Not the hillside covered with a forest of flowering pink and white dogwood trees, though that was spectacular and unexpected in the middle of town. Not the nearby bay, which was sparkling in the spring sun, though it made him yearn to go fishing despite the fact it was something he’d done only once before in his life. Not even the state-of-the-art football stadium with its pro-level electronic scoreboard, its lush grass and impressive permanent bleachers, all of which should have knocked his socks off as the school’s prospective coach.

Nope, what caught his eye was the slender woman with her blond hair tousled, her laugh carrying on the breeze as she chased a puppy that was trying valiantly to herd a flock of unhappy Canada geese.

Just then the dog, some sort of black, white and brown Aussie shepherd mix from the looks of him, spotted Aidan, bounded over and tried to corral him into joining the geese in the nice tight group he was apparently envisioning in his instinctive puppy brain. With a black patch of fur around one eye, he bore a striking resemblance to a pirate, causing Aidan’s smile to spread.

“Stop it! Archie, that’s enough,” the woman commanded, fighting hard, but unsuccessfully, to swallow another laugh. “Sit. Be nice.”

Archie obediently sat, tongue lolling, and gave Aidan a hopeful look.

“I’m so sorry,” she said. “He got away from me.”

“No problem,” Aidan replied.

“Actually it is a problem. The town has very strict leash laws,” she explained as she snapped Archie’s leash to his collar, “except for the dog park on the other side of the hill. It’s fenced in, so the dogs are allowed to run free, but Archie here spotted the geese, instinct kicked in and the second someone opened the gate, he took off on a mission to round them up. He thinks it’s his job.”

“He’s very good at it. Where do I fit in? Not being a goose, that is.”

When she smiled, amusement setting off sparks in her deep blue eyes, it quite simply took his breath away.

“Oh, he thinks anything that moves is fair game,” she confided. “He’s very diligent.”

Aidan, who’d never owned a pet, regarded the dog warily. “What happens now? If I move, does he try to snag me by the hand to drag me back?”

“I think you’re safe for the moment, though if you happen to have a dog treat in your pocket, you’ll make a friend for life.”

“Sorry. No treats.”

As if he understood, Archie stared at him dolefully, then inched closer, finally butting Aidan’s hand.

“He’ll take a good head rub, instead,” she told him. “Don’t worry. He really is harmless. I’ve only had him for a couple of weeks, but he’s been a real gentleman. His owner had to give him up because he was too energetic for her, so he’s looking for a new person and a new purpose.”

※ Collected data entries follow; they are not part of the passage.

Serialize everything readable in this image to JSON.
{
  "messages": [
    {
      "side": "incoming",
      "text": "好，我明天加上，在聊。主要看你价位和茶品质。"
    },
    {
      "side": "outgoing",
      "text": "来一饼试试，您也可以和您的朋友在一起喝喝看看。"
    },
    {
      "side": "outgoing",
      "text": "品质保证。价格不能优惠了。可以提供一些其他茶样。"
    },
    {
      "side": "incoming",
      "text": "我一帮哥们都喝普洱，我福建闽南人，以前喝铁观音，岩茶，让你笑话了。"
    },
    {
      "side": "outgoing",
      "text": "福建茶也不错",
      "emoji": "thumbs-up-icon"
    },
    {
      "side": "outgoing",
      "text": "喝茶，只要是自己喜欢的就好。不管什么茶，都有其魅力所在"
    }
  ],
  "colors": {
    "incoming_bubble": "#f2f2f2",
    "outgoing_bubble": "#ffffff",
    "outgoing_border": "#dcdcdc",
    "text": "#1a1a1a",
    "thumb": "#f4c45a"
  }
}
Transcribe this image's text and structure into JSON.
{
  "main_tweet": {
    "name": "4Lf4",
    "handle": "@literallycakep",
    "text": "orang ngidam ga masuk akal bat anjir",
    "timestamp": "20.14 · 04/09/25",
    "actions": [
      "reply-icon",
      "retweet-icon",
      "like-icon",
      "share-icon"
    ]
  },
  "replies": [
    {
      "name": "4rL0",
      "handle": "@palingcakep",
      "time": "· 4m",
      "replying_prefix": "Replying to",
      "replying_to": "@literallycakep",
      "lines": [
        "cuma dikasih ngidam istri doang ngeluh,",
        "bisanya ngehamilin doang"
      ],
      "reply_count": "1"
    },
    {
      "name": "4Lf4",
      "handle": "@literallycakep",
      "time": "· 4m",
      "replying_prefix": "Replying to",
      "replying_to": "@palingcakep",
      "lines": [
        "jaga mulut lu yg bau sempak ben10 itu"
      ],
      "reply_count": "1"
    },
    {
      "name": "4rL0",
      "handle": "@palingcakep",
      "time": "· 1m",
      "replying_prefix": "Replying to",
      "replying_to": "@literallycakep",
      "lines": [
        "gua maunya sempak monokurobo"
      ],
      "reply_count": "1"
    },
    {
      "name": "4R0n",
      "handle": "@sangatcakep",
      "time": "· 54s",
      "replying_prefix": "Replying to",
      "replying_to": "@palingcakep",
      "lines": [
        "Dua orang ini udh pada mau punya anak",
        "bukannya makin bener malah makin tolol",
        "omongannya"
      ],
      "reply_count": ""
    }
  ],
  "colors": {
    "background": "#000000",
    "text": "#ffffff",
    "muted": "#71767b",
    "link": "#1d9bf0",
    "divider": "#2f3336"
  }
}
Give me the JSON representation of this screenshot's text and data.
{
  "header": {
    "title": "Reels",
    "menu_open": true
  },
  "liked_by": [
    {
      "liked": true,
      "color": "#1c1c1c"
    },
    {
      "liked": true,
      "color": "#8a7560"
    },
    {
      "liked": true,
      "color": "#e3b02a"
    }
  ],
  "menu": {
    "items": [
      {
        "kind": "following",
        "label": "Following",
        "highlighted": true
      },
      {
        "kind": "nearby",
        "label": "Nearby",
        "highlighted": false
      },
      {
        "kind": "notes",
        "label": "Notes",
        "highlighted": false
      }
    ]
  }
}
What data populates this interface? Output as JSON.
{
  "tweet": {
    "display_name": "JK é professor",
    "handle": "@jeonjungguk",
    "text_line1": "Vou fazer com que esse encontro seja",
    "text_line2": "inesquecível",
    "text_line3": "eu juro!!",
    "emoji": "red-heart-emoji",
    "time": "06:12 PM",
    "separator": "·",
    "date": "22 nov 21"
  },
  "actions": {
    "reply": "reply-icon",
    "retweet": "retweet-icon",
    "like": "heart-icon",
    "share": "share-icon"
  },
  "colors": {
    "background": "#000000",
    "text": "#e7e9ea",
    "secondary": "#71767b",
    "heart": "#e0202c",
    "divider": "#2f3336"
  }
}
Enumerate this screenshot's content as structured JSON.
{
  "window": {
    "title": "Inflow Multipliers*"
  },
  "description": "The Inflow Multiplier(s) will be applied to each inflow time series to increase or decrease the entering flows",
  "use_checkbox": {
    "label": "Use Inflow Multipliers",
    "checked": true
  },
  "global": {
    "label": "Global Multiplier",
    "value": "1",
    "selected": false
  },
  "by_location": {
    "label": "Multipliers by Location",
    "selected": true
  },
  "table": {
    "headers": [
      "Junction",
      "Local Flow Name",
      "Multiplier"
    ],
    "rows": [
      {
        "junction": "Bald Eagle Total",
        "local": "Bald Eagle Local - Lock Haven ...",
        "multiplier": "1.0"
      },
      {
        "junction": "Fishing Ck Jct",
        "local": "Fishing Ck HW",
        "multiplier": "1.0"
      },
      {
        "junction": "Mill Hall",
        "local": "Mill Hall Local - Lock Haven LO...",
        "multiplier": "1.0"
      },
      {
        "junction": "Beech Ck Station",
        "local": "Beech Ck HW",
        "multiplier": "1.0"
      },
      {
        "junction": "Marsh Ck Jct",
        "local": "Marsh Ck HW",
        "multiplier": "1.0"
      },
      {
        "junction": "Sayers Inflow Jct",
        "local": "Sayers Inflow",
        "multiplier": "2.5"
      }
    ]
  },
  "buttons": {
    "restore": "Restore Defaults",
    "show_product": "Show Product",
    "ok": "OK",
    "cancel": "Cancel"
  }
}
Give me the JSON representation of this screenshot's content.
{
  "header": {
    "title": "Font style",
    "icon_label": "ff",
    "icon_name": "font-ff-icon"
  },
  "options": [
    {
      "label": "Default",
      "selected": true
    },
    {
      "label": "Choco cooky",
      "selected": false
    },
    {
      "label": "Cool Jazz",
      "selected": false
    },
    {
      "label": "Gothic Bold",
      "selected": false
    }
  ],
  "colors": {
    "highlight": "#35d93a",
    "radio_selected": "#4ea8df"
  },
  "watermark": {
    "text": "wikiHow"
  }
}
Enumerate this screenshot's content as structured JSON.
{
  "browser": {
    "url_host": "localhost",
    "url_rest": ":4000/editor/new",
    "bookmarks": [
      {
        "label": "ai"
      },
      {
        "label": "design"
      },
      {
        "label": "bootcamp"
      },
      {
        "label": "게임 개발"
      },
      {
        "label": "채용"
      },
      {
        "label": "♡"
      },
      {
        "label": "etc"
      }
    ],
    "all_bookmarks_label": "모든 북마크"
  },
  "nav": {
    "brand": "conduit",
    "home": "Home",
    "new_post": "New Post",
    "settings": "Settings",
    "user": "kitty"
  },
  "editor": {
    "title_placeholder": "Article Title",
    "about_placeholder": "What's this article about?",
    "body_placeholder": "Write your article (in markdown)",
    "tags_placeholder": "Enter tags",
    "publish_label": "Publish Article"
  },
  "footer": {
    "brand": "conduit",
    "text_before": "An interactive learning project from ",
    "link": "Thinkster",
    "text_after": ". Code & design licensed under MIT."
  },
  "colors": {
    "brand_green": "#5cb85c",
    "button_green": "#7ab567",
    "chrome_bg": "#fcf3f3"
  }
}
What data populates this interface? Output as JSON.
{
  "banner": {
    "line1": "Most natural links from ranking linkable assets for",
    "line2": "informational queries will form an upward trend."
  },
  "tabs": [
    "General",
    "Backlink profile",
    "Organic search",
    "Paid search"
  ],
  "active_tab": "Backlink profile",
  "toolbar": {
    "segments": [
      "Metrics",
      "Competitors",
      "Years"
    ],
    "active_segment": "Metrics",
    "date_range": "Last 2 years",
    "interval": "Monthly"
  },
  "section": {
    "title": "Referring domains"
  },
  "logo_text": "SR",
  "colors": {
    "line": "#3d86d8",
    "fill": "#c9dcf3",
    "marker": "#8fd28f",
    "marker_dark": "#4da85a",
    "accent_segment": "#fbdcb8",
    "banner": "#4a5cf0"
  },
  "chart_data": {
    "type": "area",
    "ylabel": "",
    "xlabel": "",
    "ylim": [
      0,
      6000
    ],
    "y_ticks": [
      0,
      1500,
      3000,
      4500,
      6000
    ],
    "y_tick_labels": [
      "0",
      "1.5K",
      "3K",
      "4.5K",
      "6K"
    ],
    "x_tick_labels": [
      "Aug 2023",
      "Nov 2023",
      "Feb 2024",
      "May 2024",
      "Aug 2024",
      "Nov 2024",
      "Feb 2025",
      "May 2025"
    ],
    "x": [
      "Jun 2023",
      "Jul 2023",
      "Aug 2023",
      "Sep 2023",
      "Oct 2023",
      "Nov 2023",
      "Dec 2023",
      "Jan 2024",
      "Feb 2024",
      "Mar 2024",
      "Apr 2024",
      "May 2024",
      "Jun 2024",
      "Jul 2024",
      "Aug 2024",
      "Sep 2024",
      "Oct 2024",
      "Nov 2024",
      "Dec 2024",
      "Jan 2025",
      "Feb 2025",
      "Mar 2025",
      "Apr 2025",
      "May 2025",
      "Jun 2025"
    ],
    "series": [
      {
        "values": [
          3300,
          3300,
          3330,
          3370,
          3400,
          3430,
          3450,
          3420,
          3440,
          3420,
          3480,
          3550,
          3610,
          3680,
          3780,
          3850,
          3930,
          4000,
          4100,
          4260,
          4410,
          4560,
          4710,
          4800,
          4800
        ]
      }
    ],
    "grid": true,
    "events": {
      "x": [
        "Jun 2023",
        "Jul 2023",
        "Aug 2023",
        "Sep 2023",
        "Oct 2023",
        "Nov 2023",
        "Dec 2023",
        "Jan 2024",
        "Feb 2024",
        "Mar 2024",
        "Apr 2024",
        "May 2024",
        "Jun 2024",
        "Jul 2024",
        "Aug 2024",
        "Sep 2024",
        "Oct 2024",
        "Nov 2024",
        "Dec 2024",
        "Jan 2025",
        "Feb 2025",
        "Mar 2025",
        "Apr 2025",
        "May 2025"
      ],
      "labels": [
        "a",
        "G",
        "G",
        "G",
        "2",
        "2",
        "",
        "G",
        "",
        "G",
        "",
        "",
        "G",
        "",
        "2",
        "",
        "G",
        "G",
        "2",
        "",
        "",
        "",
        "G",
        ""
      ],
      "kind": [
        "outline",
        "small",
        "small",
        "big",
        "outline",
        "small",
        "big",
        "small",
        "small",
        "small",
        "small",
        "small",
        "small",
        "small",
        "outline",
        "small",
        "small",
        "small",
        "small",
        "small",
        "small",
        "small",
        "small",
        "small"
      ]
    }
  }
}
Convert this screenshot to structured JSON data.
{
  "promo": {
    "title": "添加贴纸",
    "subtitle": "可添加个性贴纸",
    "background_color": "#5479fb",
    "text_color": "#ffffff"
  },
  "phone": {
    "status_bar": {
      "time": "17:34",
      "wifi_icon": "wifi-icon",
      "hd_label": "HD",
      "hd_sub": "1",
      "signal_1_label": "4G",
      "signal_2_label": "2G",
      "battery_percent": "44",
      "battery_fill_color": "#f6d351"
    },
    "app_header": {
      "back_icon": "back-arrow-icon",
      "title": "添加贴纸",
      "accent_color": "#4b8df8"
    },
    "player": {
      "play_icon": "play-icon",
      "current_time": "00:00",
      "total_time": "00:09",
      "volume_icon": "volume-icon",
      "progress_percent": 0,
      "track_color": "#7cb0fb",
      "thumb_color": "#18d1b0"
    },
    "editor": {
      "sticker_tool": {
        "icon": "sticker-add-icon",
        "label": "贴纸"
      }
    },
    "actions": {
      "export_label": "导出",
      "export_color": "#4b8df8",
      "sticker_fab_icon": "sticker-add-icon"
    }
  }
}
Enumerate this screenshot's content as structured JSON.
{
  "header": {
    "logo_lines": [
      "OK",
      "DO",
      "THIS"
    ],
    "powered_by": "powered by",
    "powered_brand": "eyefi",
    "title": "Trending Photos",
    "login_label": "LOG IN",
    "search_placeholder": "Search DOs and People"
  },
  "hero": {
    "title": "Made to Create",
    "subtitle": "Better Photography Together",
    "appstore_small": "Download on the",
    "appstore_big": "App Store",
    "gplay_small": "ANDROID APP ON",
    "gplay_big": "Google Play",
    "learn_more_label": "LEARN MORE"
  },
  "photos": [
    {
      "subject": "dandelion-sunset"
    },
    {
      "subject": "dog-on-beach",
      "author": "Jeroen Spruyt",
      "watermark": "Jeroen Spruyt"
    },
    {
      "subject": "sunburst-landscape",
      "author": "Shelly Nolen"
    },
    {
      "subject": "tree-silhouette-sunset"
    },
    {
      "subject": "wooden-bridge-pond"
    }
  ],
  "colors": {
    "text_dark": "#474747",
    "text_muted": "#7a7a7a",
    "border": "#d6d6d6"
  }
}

“Thus the geese,” Aidan guessed.

“Exactly.”

“Are you his new person?”

“Oh, no,” she said at once. “I already have two dogs and a cat, none of which I intended to have, but people know I take in strays and try to find new homes for them. When something like this comes up, they bring their pets to me. Cordelia’s grandchildren meant well when they gave her a pet for her birthday, but they didn’t really think about her being close to eighty. It happens a lot. People think the elderly need companionship, but they really have no idea which animal might be best suited for the job.”

“And you do?”

“I’d like to think so. Cordelia now has a beautiful cat whose owner died. Fluffy sits in her lap and purrs. They’re both content with their new arrangement.”

“What about the three animals still with you?” he asked, sensing that she was a woman for whom compassion probably overruled good sense on many occasions.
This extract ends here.